Still, Lee predicted both approaches will coexist. "I don't think open source models will win," he said. "I think just like we have Apple, which is closed, but provides a somewhat better experience than Android... I think we're going to see more apps using open-source models, more engineers wanting to build open-source models, but I think more money will remain in the closed model."

Why China's manufacturing advantage makes the robotics race 'not over, but' nearly decided

On robotics, Lee's message was blunt: the combination of China's manufacturing prowess, lower costs, and aggressive investment has created an advantage that will be difficult for American companies to overcome.

When asked directly whether the robotics race was already over with China victorious, Lee hedged only slightly. "It's not over, but I think the U.S. is still capable of coming up with the best robotic research ideas," he said. "But the VCs in the U.S. don't fund robotics the way the VCs do in China."

The challenge is structural. Building robots requires not just software and AI, but hardware manufacturing at scale — precisely the kind of integrated supply chain and low-cost production that China has spent decades perfecting. While American labs at universities and companies like Boston Dynamics continue to produce impressive research prototypes, turning those prototypes into affordable commercial products requires the manufacturing ecosystem that China possesses.

Companies like Unitree have demonstrated this advantage concretely. The company's humanoid robots and quadrupedal robots cost a fraction of their American-made equivalents while offering comparable or superior capabilities — a price-to-performance ratio that could prove decisive in commercial markets.

What worries Lee most: not AGI, but the race itself

Despite his generally measured tone about China's AI development, Lee expressed concern about one area where he believes the global AI community faces real danger — not the far-future risk of superintelligent AI, but the near-term consequences of moving too fast.

When asked about AGI risks, Lee reframed the question. "I'm less afraid of AI becoming self-aware and causing danger for humans in the short term," he said, "but more worried about it being used by bad people to do terrible things, or by the AI race pushing people to work so hard, so fast and furious and move fast and break things that they build products that have problems and holes to be exploited."

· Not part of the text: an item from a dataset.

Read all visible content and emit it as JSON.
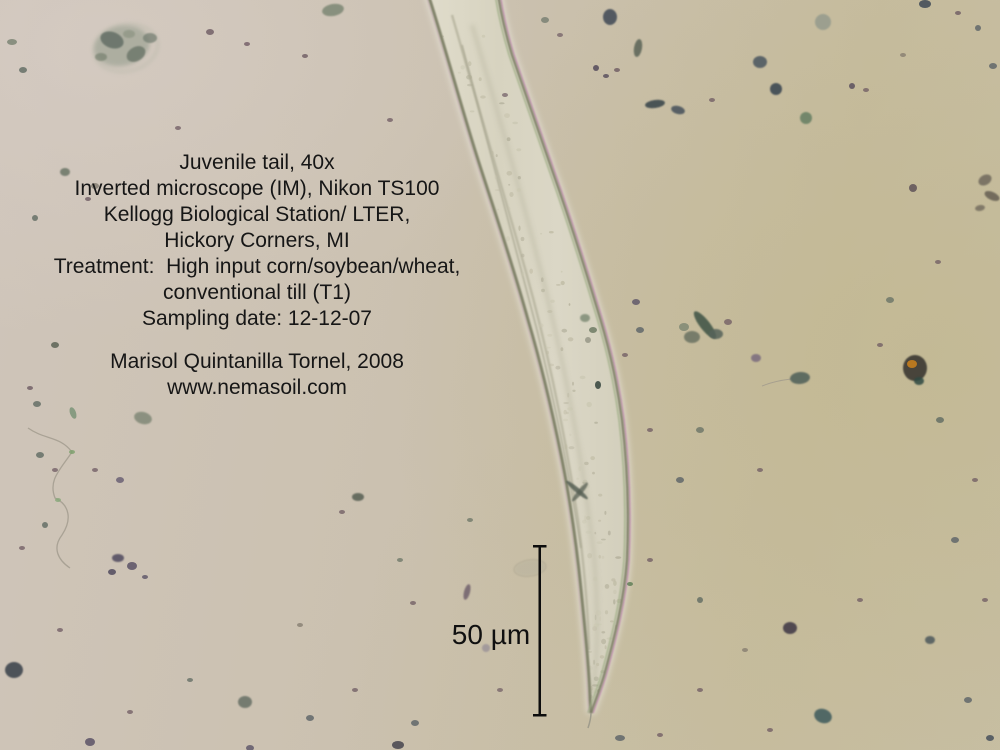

He continued: "I'm very worried about that. In fact, I think some terrible event will happen that will be a wake up call from this sort of problem."

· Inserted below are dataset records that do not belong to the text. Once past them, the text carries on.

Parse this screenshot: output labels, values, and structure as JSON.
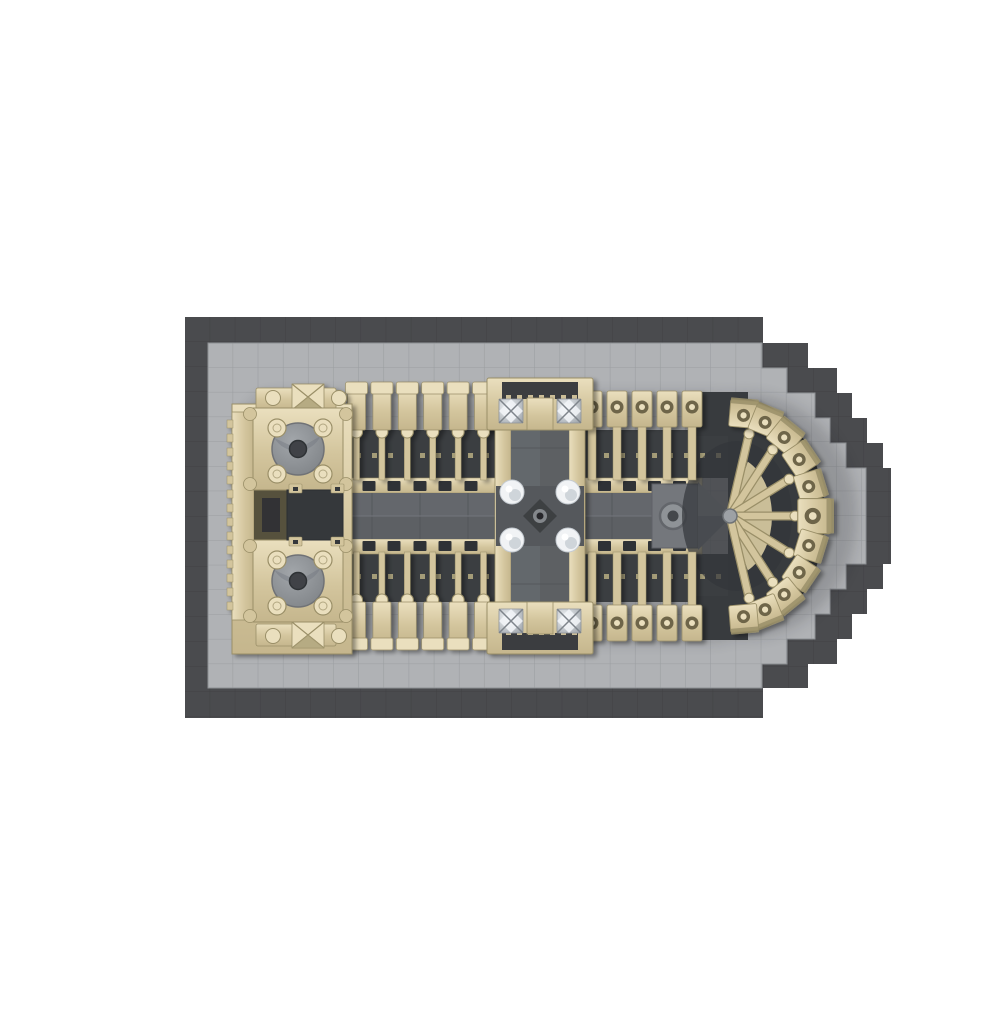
{
  "image": {
    "type": "product-render",
    "subject": "Aerial top view of a brick-built Notre-Dame cathedral model on a pixelated cathedral-plan baseplate",
    "background": "#ffffff"
  },
  "palette": {
    "plate_dark": "#4a4b4e",
    "plate_dark_seam": "#3e3f41",
    "plate_light": "#b0b2b5",
    "plate_grid": "#9b9ea1",
    "tan": "#d3c59d",
    "tan_light": "#eadfbe",
    "tan_mid": "#c5b68d",
    "tan_dark": "#9a8f68",
    "tan_deep": "#6e6549",
    "roof_gray": "#5d6064",
    "roof_gray_top": "#64676c",
    "roof_gray_light": "#85888d",
    "choir_block_gray": "#74777c",
    "aisle_dark": "#3b3e41",
    "apse_dark": "#383b3e",
    "window_dark": "#2f3236",
    "disc_gray_hi": "#a2a6aa",
    "disc_gray_lo": "#7e8286",
    "disc_hole": "#3f4246",
    "chrome_hi": "#f2f5f8",
    "chrome_lo": "#9aa0a6",
    "pinnacle_white": "#f1f3f5",
    "pinnacle_shade": "#c9cfd5",
    "ground_shadow": "#17191b"
  },
  "model": {
    "towers": 2,
    "tower_discs": 2,
    "west_buttresses_per_side": 6,
    "east_buttresses_per_side": 5,
    "apse_chapels": 11,
    "apse_flying_buttress_rods": 7,
    "crossing_pinnacles": 4,
    "transept_chrome_finials": 4,
    "facade_pyramids": 2,
    "choir_ring_ornaments": 1
  },
  "baseplate": {
    "shape": "rectangle with stepped semicircular apse end",
    "border_color_name": "dark gray",
    "field_color_name": "light gray",
    "tile_size_px": 25
  }
}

Lee's perspective carries unusual weight because of his unique vantage point spanning both Chinese and American AI development. Over a career spanning more than three decades, he has held senior positions at Apple, Microsoft, and Google, while also founding Sinovation Ventures, which has invested in more than 400 companies across both countries. His AI company, 01.AI, founded in 2023, has released several open-source models that rank among the most capable in the world.

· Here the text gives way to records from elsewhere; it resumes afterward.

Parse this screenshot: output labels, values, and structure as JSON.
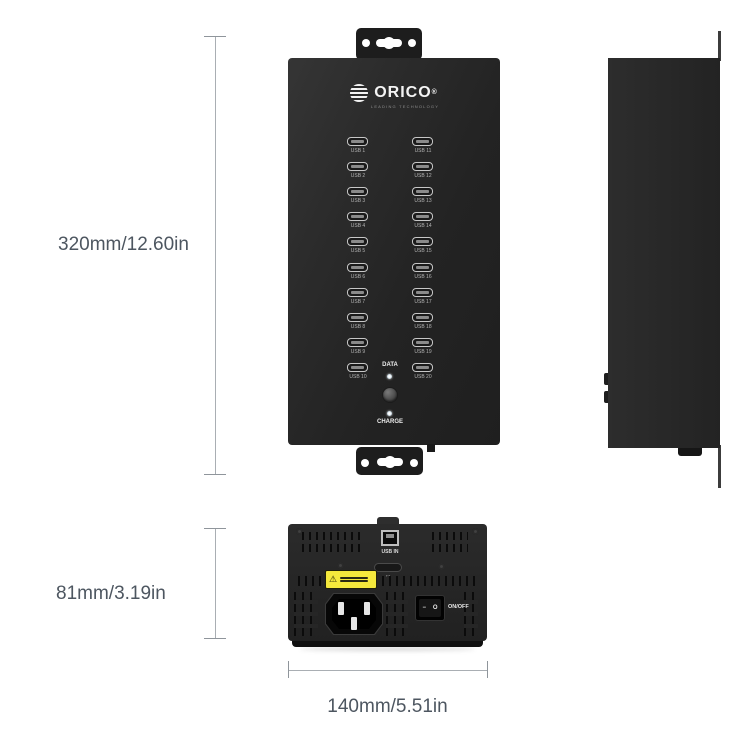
{
  "product": {
    "brand": "ORICO",
    "registered": "®",
    "tagline": "LEADING TECHNOLOGY"
  },
  "dimensions": {
    "front_height": "320mm/12.60in",
    "rear_height": "81mm/3.19in",
    "width": "140mm/5.51in"
  },
  "front_view": {
    "left_ports": [
      "USB 1",
      "USB 2",
      "USB 3",
      "USB 4",
      "USB 5",
      "USB 6",
      "USB 7",
      "USB 8",
      "USB 9",
      "USB 10"
    ],
    "right_ports": [
      "USB 11",
      "USB 12",
      "USB 13",
      "USB 14",
      "USB 15",
      "USB 16",
      "USB 17",
      "USB 18",
      "USB 19",
      "USB 20"
    ],
    "data_label": "DATA",
    "charge_label": "CHARGE"
  },
  "rear_view": {
    "usb_in_label": "USB IN",
    "switch_label": "ON/OFF",
    "rocker_on": "−",
    "rocker_off": "O",
    "warning_icon": "⚠",
    "arrow_mark": "↔"
  }
}
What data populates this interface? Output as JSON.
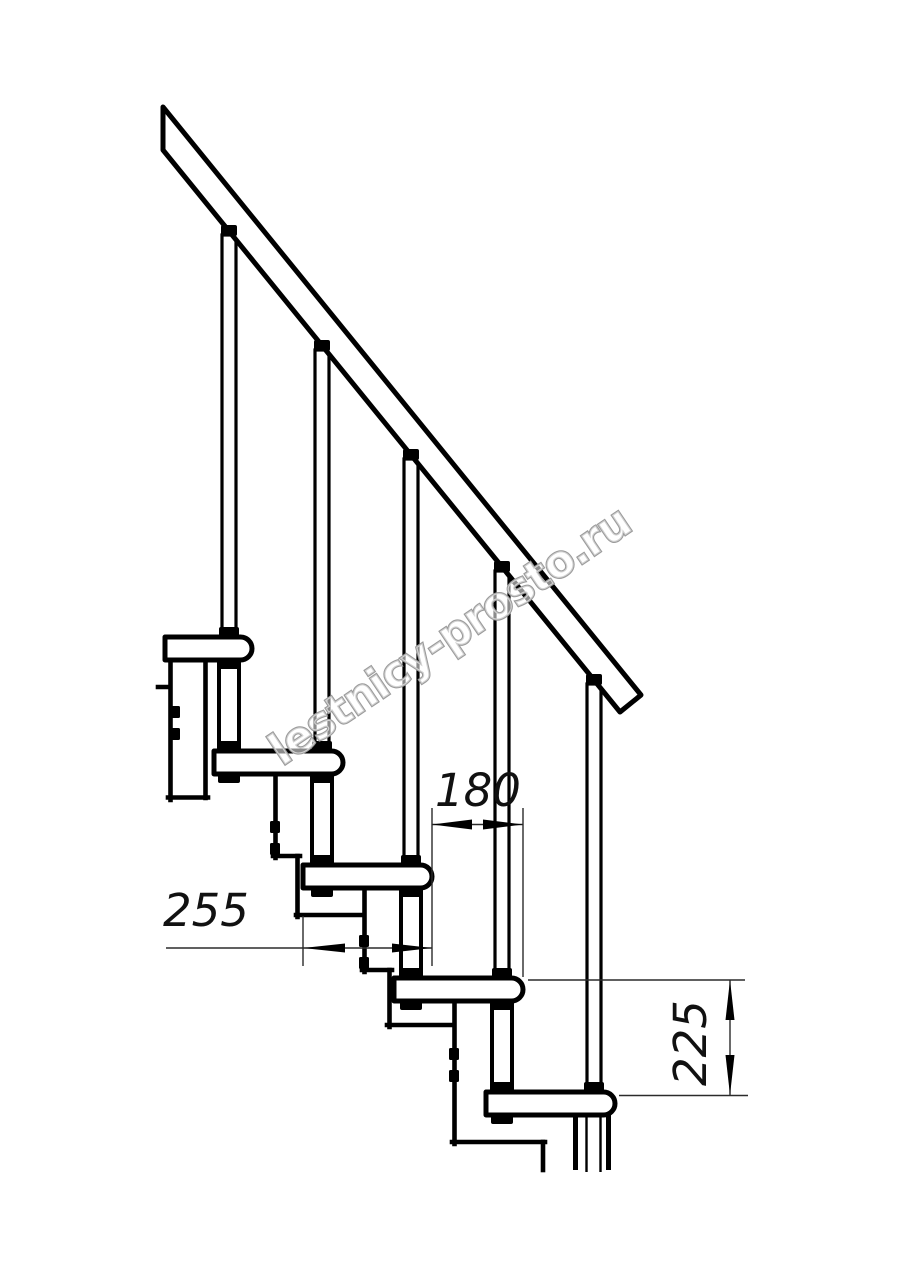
{
  "drawing": {
    "type": "staircase-side-elevation",
    "units_note": "mm",
    "line_color": "#000000",
    "thin_line_color": "#2b2b2b",
    "background": "#ffffff"
  },
  "dimensions": {
    "going": {
      "value": "180",
      "orientation": "horizontal"
    },
    "depth": {
      "value": "255",
      "orientation": "horizontal"
    },
    "rise": {
      "value": "225",
      "orientation": "vertical"
    }
  },
  "watermark": {
    "text": "lestnicy-prosto.ru",
    "color": "#9b9b9b"
  }
}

For American companies and policymakers, Lee's analysis presents a complex strategic picture. The United States appears to have clear advantages in enterprise AI software, fundamental research, and computing infrastructure. But China is moving faster in consumer applications, manufacturing robotics at lower costs, and potentially pulling ahead in open-source model development.

The bifurcation suggests that rather than a single "winner" in AI, the world may be heading toward a technology landscape where different countries excel in different domains — with all the economic and geopolitical complications that implies.

As the TED AI conference continued Wednesday, Lee's assessment hung over subsequent discussions. His message seemed clear: the AI race is not one contest, but many — and the United States and China are each winning different races.

Standing in the conference hall afterward, one venture capitalist, who asked not to be named, summed up the mood in the room: "We're not competing with China anymore. We're competing on parallel tracks." Whether those tracks eventually converge — or diverge into entirely separate technology ecosystems — may be the defining question of the next decade.